13.1 Overgangsrecht bouwwerken
  1. Een bouwwerk dat op het tijdstip van inwerkingtreding van het bestemmingsplan aanwezig is of in uitvoering is, dan wel gebouwd kan worden krachtens een omgevingsvergunning voor het bouwen, en afwijkt van het plan, mag, mits deze afwijking naar aard en omvang niet wordt vergroot:
    1. gedeeltelijk worden vernieuwd of veranderd;
    2. na het teniet gaan tengevolge van een calamiteit geheel worden vernieuwd of veranderd, mits de aanvraag van de omgevingsvergunning wordt gedaan binnen twee jaar na de dag waarop het bouwwerk is teniet gegaan.
  2. Het bevoegd gezag kan eenmalig in afwijking van het bepaalde onder a. een omgevingsvergunning verlenen voor het vergroten van de inhoud van een bouwwerk als bedoeld in het bepaalde onder a. met maximaal 10%.
  3. Het bepaalde onder a. en b. is niet van toepassing op bouwwerken die weliswaar bestaan op het tijdstip van inwerkingtreding van het plan, maar zijn gebouwd zonder vergunning en in strijd met het daarvoor geldende plan, daaronder begrepen de overgangsbepaling van dat plan.
13.2 Overgangsrecht gebruik
  1. Het gebruik van grond en bouwwerken dat bestond op het tijdstip van inwerkingtreding van het bestemmingsplan en hiermee in strijd is, mag worden voortgezet.
  2. Het is verboden het met het bestemmingsplan strijdige gebruik, bedoeld onder a., te veranderen of te laten veranderen in een ander met dat plan strijdig gebruik, tenzij door deze verandering de afwijking naar aard en omvang wordt verkleind.
  3. Indien het gebruik, bedoeld in het bepaalde onder a., na het tijdstip van inwerkingtreding van het plan voor een periode langer dan één jaar wordt onderbroken, is het verboden dit gebruik daarna te hervatten of te laten hervatten.
  4. Het bepaalde onder a. is niet van toepassing op het gebruik dat reeds in strijd was met het voorheen geldende bestemmingsplan, daaronder begrepen de overgangsbepalingen van dat plan.
13.3 Afwijking overgangsrecht (hardheidsclausule)

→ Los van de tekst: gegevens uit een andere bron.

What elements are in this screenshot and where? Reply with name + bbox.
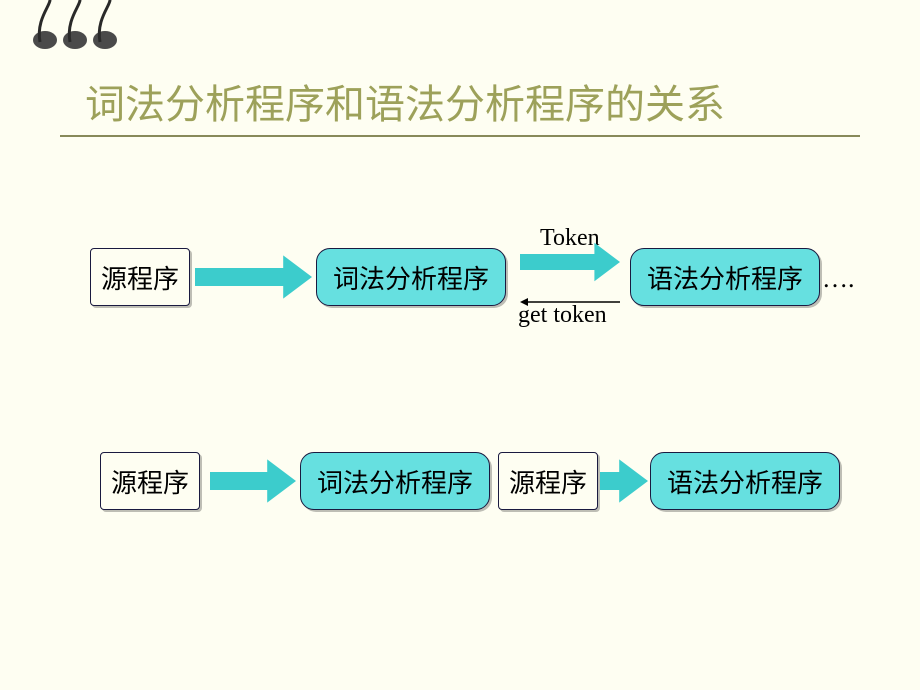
title-underline	[60, 135, 860, 137]
slide: 词法分析程序和语法分析程序的关系 源程序 词法分析程序 语法分析程序 …. To…	[0, 0, 920, 690]
r1-parser-node: 语法分析程序	[630, 248, 820, 306]
r1-lexer-label: 词法分析程序	[333, 259, 489, 296]
r2-source1-node: 源程序	[100, 452, 200, 510]
arrow-r2-source-to-lexer	[208, 454, 298, 508]
r1-source-node: 源程序	[90, 248, 190, 306]
r2-source2-node: 源程序	[498, 452, 598, 510]
spiral-binding-icon	[30, 0, 210, 60]
r1-trailing-dots: ….	[822, 264, 855, 294]
r2-parser-label: 语法分析程序	[667, 463, 823, 500]
page-title: 词法分析程序和语法分析程序的关系	[85, 72, 725, 130]
arrow-r2-source-to-parser	[598, 454, 650, 508]
r1-parser-label: 语法分析程序	[647, 259, 803, 296]
r2-lexer-label: 词法分析程序	[317, 463, 473, 500]
r2-parser-node: 语法分析程序	[650, 452, 840, 510]
arrow-get-token	[514, 292, 626, 312]
arrow-source-to-lexer	[193, 250, 314, 304]
r2-lexer-node: 词法分析程序	[300, 452, 490, 510]
arrow-token	[518, 238, 622, 286]
r1-lexer-node: 词法分析程序	[316, 248, 506, 306]
r2-source2-label: 源程序	[509, 463, 587, 500]
r2-source1-label: 源程序	[111, 463, 189, 500]
r1-source-label: 源程序	[101, 259, 179, 296]
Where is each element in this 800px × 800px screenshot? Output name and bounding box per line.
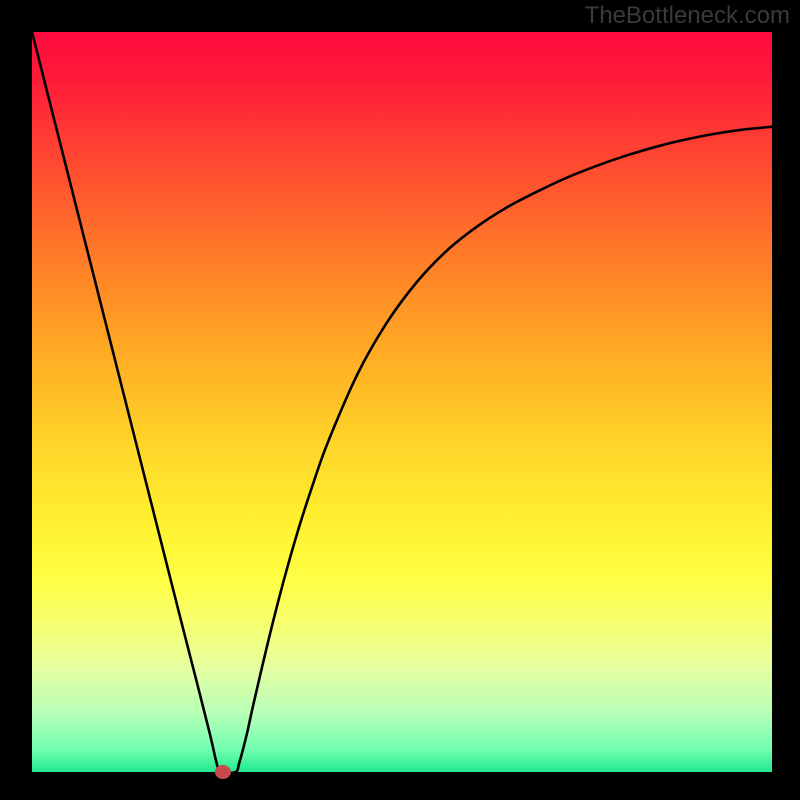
chart-plot-area <box>32 32 772 772</box>
chart-stage: TheBottleneck.com <box>0 0 800 800</box>
optimal-point-marker <box>215 765 231 779</box>
bottleneck-chart-svg <box>0 0 800 800</box>
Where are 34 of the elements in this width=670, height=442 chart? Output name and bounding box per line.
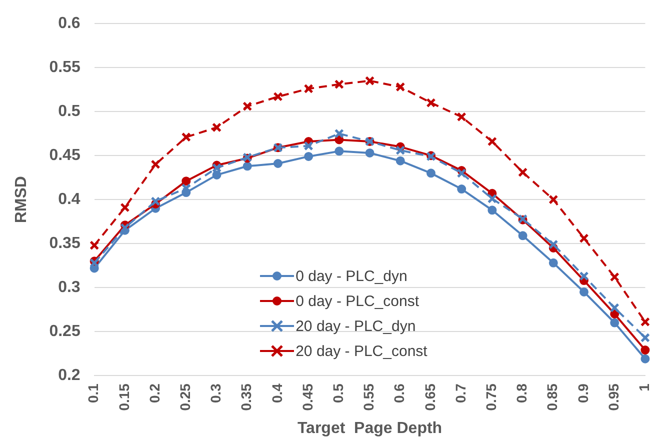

Voor zover toepassing van het overgangsrecht gebruik leidt tot een onbillijkheid van overwegende aard voor een of meer natuurlijke personen, die op het tijdstip van inwerkingtreding van het bestemmingsplan grond en/of opstallen gebruiken in strijd met het voordien geldende bestemmingsplan, kan het bevoegd gezag ten behoeve van die personen van dat overgangsrecht afwijken.
13.4 Bestaande maten en andere maten 13.4.1 Bestaande afstanden
Indien afstanden tot op de datum van terinzagelegging van de vaststelling van het plan meer dan wel minder bedragen dan ingevolge hoofdstuk 2 is voorgeschreven, mogen de bestaande afstanden als maximaal, respectievelijk minimaal toelaatbaar worden aangehouden.
13.4.2 Bestaande andere maten
In die gevallen dat hoogten, inhoud, aantallen en/of oppervlakten van bestaande gebouwen en bestaande bouwwerken, geen gebouwen zijnde, die gebouwd zijn met inachtneming van het bepaald bij of krachtens de Wet algemene bepalingen omgevingsrecht, op de dag van de vaststelling van het plan meer of minder bedragen dan ingevolge hoofdstuk 2 is voorgeschreven, mogen de bestaande maten en hoeveelheden als maximaal, respectievelijk minimaal toelaatbaar worden aangehouden.

Artikel 14 Slotregel

Deze regels worden aangehaald als Regels van het bestemmingsplan Buitengebied Rucphen 2012, Kerkstraat 19 te Rucphen van gemeente Rucphen.